How do you detect a model extraction attack in progress?
Model extraction attacks are detectable through query pattern anomalies: unusually high volume from new or unverified accounts, systematic coverage of capability domains rather than organic task-driven queries, and low variance in query structure consistent with programmatic generation. The Alibaba operation, 28.8 million calls across ~25,000 fraudulent accounts, exhibited all three signals simultaneously. Rate limiting alone is insufficient because coordinated campaigns distribute load across many accounts to stay below per-account thresholds. Effective detection requires behavioral monitoring layered on top of rate limiting: flag accounts whose query patterns look programmatic rather than task-driven, and treat systematic capability probing (queries covering the full range of what your model can do, in sequence) as a high-confidence extraction signal. If you have an incident response workflow, treat a confirmed extraction attempt as an active security incident, not a policy violation to handle asynchronously.

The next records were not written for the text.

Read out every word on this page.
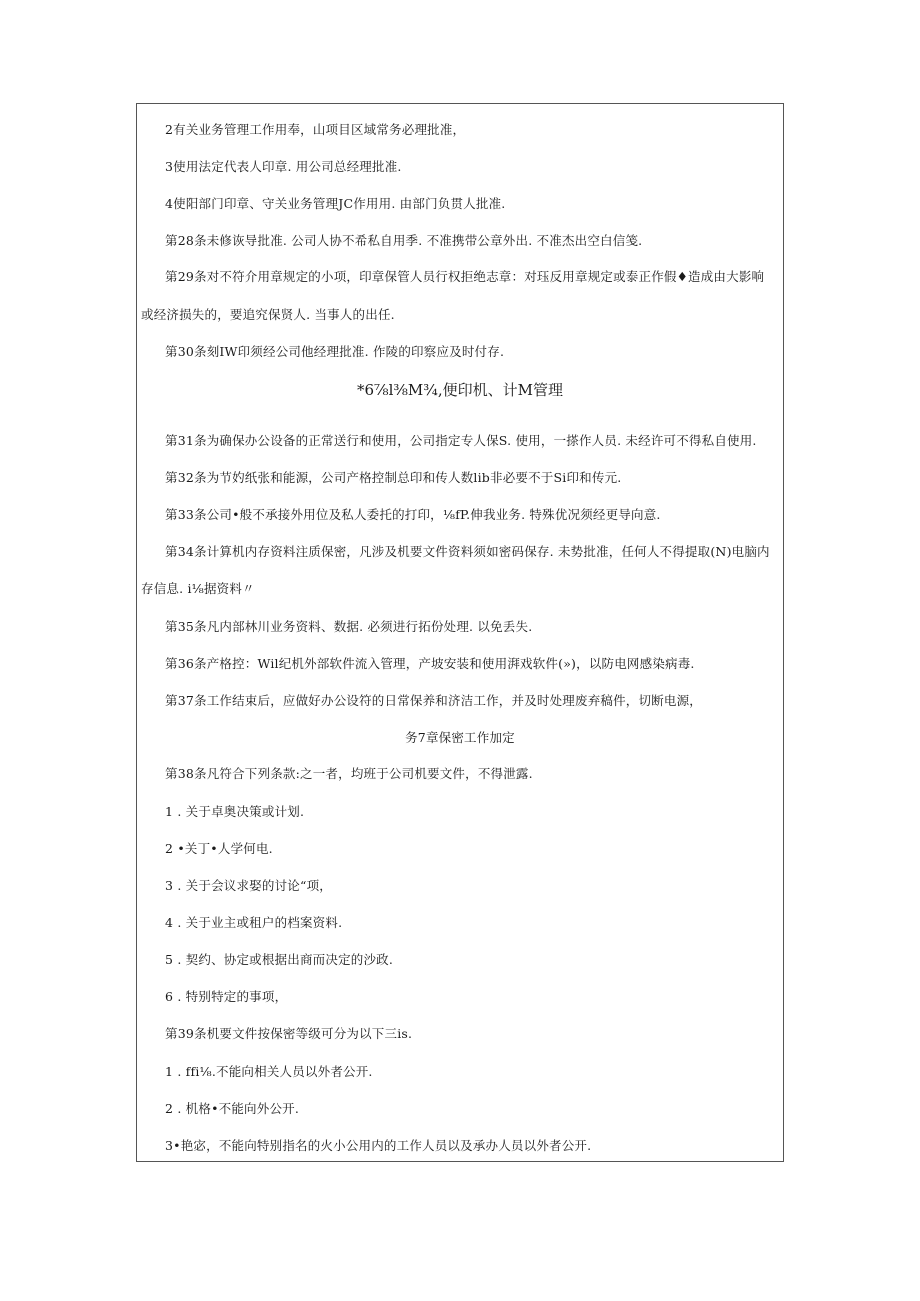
2有关业务管理工作用奉，山项目区域常务必理批准，
3使用法定代表人印章. 用公司总经理批准.
4使阳部门印章、守关业务管理JC作用用. 由部门负贯人批准.
第28条未修诙导批准. 公司人协不希私自用季. 不准携带公章外出. 不准杰出空白信笺.
第29条对不符介用章规定的小项，印章保管人员行权拒绝志章：对珏反用章规定或泰正作假♦造成由大影响
或经济损失的，要追究保贤人. 当事人的出任.
第30条刻IW印须经公司他经理批准. 作陵的印察应及时付存.
*6⅞l⅜M¾,便印机、计M管理
第31条为确保办公设备的正常送行和使用，公司指定专人保S. 使用，一搽作人员. 未经许可不得私自使用.
第32条为节妁纸张和能源，公司产格控制总印和传人数lib非必要不于Si印和传元.
第33条公司•般不承接外用位及私人委托的打印，⅛fP.伸我业务. 特殊优况须经更导向意.
第34条计算机内存资料注质保密，凡涉及机要文件资料须如密码保存. 未势批准，任何人不得提取(N)电脑内
存信息. i⅛据资料〃
第35条凡内部林川业务资料、数据. 必须进行拓份处理. 以免丢失.
第36条产格控：Wil纪机外部软件流入管理，产坡安装和使用湃戏软件(»)，以防电网感染病毒.
第37条工作结束后，应做好办公设符的日常保养和济洁工作，并及时处理废弃稿件，切断电源，
务7章保密工作加定
第38条凡符合下列条款:之一者，均班于公司机要文件，不得泄露.
1 . 关于卓奥决策或计划.
2 •关丁•人学何电.
3 . 关于会议求娶的讨论“项，
4 . 关于业主或租户的档案资料.
5 . 契约、协定或根据出商而决定的沙政.
6 . 特别特定的事项，
第39条机要文件按保密等级可分为以下三is.
1 . ffi⅛.不能向相关人员以外者公开.
2 . 机格•不能向外公开.
3•艳宓，不能向特别指名的火小公用内的工作人员以及承办人员以外者公开.
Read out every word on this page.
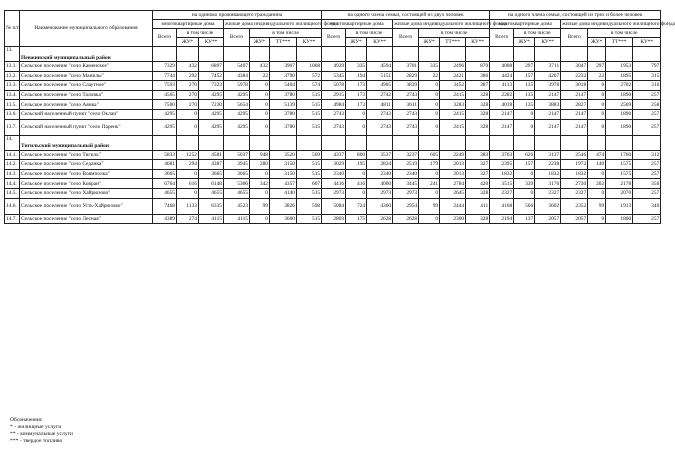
№ п/п	Наименование муниципального образования	на одиноко проживающего гражданина							на одного члена семьи, состоящей из двух человек							на одного члена семьи, состоящей из трех и более человек						
		многоквартирные дома			жилые дома индивидуального жилищного фонда				многоквартирные дома			жилые дома индивидуального жилищного фонда				многоквартирные дома			жилые дома индивидуального жилищного фонда			
		Всего	в том числе		Всего	в том числе			Всего	в том числе		Всего	в том числе			Всего	в том числе		Всего	в том числе		
			ЖУ*	КУ**		ЖУ*	ТТ***	КУ**		ЖУ*	КУ**		ЖУ*	ТТ***	КУ**		ЖУ*	КУ**		ЖУ*	ТТ***	КУ**
13.	Пенжинский муниципальный район																					
13.1.	Сельское поселение "село Каменское"	7329	432	6897	5407	432	3907	1068	4929	335	4594	3701	335	2496	870	4008	297	3711	3047	297	1953	797
13.2.	Сельское поселение "село Манилы"	7744	292	7452	4384	22	3790	572	5345	194	5151	2829	22	2421	386	4424	157	4267	2232	22	1895	315
13.3.	Сельское поселение "село Слаутное"	7593	270	7323	5978	0	5404	574	5078	173	4905	3839	0	3452	387	4113	135	3978	3018	0	2702	316
13.4.	Сельское поселение "село Таловка"	4565	270	4295	4295	0	3780	515	2915	173	2742	2743	0	2415	328	2282	135	2147	2147	0	1890	257
13.5.	Сельское поселение "село Аянка"	7500	270	7230	5654	0	5139	515	4984	173	4811	3611	0	3283	328	4018	135	3883	2827	0	2569	258
13.6.	Сельский населенный пункт "село Оклан"	4295	0	4295	4295	0	3780	515	2743	0	2743	2743	0	2415	328	2147	0	2147	2147	0	1890	257
13.7.	Сельский населенный пункт "село Парень"	4295	0	4295	4295	0	3780	515	2743	0	2743	2743	0	2415	328	2147	0	2147	2147	0	1890	257
14.	Тигильский муниципальный район																					
14.1.	Сельское поселение "село Тигиль"	5833	1252	4581	5037	948	3520	569	4337	800	3537	3237	605	2249	383	3763	626	3137	2546	474	1760	312
14.2.	Сельское поселение "село Седанка"	4681	294	4387	3945	280	3150	515	3029	195	2834	2519	179	2013	327	2395	157	2238	1972	140	1575	257
14.3.	Сельское поселение "село Воямполка"	3665	0	3665	3665	0	3150	515	2340	0	2340	2340	0	2013	327	1832	0	1832	1832	0	1575	257
14.4.	Сельское поселение "село Ковран"	6764	616	6148	5306	342	4357	607	4416	416	4000	3445	241	2784	420	3515	339	3176	2730	202	2178	350
14.5.	Сельское поселение "село Хайрюзово"	4655	0	4655	4655	0	4140	515	2973	0	2973	2973	0	2645	328	2327	0	2327	2327	0	2070	257
14.6.	Сельское поселение "село Усть-Хайрюзово"	7468	1133	6335	4523	99	3826	598	5084	724	4360	2954	99	2444	411	4168	566	3602	2352	99	1913	340
14.7.	Сельское поселение "село Лесная"	4389	274	4115	4115	0	3600	515	2803	175	2628	2628	0	2300	328	2194	137	2057	2057	0	1800	257
Обозначения:
* - жилищные услуги
** - коммунальные услуги
*** - твердое топливо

How should engineering teams respond to a suspected model extraction attack?
A suspected model extraction attack should be treated as an active security incident: suspend or isolate the flagged accounts, preserve all query logs immediately, and engage legal counsel, because the evidentiary window for trade secret and terms-of-service claims is short. Once logs are secured, conduct a post-incident query analysis to assess extraction fidelity: what capability domains were covered, what volume was achieved, and whether the surrogate model is likely to perform within useful tolerance of your own. From there, close the access vector (stricter new-account rate limits, output truncation, enhanced monitoring) and assess whether output watermarking is warranted given the commercial value of the model IP at risk. The Anthropic-Alibaba case illustrates that disclosure, to regulators, committees, or the public, may also be a strategic response, particularly when the attack has policy implications beyond the immediate IP loss.